Wednesday 15 September 2010

The Perfect End

A brawl broke out as we left the party, on a small patch of grass by the newly-moored boat.

I might have joined in if I'd had a little more to drink. As it was, I simply stood back and admired the efficiency with which the evening was ruined.

No-one in the mob of enthusiastic spectators seemed to know quite what it was all about. We agreed that someone had done something to someone at some point between Putney and Hammersmith, but who had done what to whom when was not clear. Whatever the excuse, it no longer mattered: we were all taking far too much pleasure in the violence to care.

James and I vicariously enjoyed the ruckus throughout its opening exchanges: small pockets of participants slugging away, sometimes three on three, occasionally five on one; a young man with spiky blond hair crawling out of the battle, shirt bloodied, face blackened, trying hopelessly to light a cigarette; a young woman with ponytail half-undone, mud smeared harshly across her cream dress, standing on the deck of the boat and throwing a table, with a guttural howl, off onto the hordes below...

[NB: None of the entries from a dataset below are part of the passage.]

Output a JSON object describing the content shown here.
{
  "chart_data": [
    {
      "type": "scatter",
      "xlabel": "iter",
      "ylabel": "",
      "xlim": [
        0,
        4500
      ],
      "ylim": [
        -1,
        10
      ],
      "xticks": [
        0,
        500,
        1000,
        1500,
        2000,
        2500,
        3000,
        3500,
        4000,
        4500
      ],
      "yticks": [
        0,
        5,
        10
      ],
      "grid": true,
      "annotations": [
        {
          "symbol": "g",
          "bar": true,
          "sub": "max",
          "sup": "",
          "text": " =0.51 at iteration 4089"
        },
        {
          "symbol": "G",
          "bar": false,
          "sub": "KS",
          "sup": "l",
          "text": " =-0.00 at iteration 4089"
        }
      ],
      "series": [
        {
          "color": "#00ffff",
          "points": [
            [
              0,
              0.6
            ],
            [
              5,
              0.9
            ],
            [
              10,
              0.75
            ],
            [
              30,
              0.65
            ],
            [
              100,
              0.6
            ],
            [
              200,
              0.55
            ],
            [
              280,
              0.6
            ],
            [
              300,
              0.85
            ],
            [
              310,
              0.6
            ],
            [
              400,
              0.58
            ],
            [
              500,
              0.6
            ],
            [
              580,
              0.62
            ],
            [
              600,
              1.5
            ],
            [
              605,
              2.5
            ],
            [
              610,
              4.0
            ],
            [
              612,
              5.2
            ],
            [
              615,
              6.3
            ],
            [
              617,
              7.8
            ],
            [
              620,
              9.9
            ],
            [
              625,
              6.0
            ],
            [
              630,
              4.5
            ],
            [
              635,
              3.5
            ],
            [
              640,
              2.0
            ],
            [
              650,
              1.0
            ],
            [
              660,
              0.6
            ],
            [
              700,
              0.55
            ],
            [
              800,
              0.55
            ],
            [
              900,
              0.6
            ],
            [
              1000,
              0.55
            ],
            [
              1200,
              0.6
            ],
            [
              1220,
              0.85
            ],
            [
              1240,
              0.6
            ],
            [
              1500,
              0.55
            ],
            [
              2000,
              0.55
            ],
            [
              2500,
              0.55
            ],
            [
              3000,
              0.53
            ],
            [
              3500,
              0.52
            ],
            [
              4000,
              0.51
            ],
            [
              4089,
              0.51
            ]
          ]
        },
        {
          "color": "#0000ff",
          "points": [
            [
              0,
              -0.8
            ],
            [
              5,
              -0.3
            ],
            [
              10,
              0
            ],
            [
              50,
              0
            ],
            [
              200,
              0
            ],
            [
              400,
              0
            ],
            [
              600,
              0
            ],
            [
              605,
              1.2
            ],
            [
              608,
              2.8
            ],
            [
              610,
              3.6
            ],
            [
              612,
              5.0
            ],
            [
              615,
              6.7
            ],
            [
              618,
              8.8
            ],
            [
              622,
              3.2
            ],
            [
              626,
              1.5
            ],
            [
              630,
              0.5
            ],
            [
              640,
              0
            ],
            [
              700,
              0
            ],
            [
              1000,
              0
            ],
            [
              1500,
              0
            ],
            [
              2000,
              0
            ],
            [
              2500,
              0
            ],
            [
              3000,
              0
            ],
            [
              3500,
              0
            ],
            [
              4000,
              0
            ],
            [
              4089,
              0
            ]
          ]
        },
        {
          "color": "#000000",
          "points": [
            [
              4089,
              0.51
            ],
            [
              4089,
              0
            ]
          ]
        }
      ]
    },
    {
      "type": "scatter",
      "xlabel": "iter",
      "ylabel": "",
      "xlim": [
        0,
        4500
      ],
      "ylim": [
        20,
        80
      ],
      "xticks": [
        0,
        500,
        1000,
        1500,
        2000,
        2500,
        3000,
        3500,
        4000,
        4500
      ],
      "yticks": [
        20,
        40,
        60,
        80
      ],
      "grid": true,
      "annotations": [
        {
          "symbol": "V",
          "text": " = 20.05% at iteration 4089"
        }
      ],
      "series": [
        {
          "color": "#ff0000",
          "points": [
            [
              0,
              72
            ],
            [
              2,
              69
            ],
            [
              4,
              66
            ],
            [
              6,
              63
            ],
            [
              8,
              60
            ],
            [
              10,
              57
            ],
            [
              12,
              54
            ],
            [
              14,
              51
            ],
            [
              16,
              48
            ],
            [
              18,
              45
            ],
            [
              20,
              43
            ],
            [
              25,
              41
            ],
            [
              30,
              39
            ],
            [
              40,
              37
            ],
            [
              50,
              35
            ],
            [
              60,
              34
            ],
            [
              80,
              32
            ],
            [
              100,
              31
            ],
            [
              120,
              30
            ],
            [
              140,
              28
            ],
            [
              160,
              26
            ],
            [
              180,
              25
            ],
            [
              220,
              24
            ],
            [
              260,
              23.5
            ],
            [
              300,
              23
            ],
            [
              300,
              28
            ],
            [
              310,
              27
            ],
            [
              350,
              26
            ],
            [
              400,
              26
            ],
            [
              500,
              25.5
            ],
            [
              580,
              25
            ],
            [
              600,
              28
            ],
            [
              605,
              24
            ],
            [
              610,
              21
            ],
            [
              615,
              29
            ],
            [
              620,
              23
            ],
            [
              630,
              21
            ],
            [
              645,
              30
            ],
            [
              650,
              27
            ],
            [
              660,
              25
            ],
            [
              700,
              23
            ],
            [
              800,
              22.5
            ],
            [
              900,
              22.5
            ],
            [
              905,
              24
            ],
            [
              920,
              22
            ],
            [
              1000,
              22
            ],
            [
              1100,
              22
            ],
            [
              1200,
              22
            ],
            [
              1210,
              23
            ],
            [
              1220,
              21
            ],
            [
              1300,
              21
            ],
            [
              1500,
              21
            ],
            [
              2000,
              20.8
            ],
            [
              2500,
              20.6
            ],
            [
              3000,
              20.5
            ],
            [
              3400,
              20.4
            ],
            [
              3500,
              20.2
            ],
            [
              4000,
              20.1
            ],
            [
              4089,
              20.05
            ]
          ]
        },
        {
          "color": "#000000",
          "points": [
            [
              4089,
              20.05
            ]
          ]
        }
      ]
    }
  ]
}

Once the adrenalin of the pugilists had begun to give way to shame, James and I sloped away for the bus, passing and briefly consoling the devastated birthday girl on the way.

At the stop we sat and we waited and we quietly reminisced, smiling in awe at the frenzy that we'd seen. The occasional shout could still be heard in the distance, and, approaching from afar, the faint sound of a siren. We had had our fill - it was time to go home.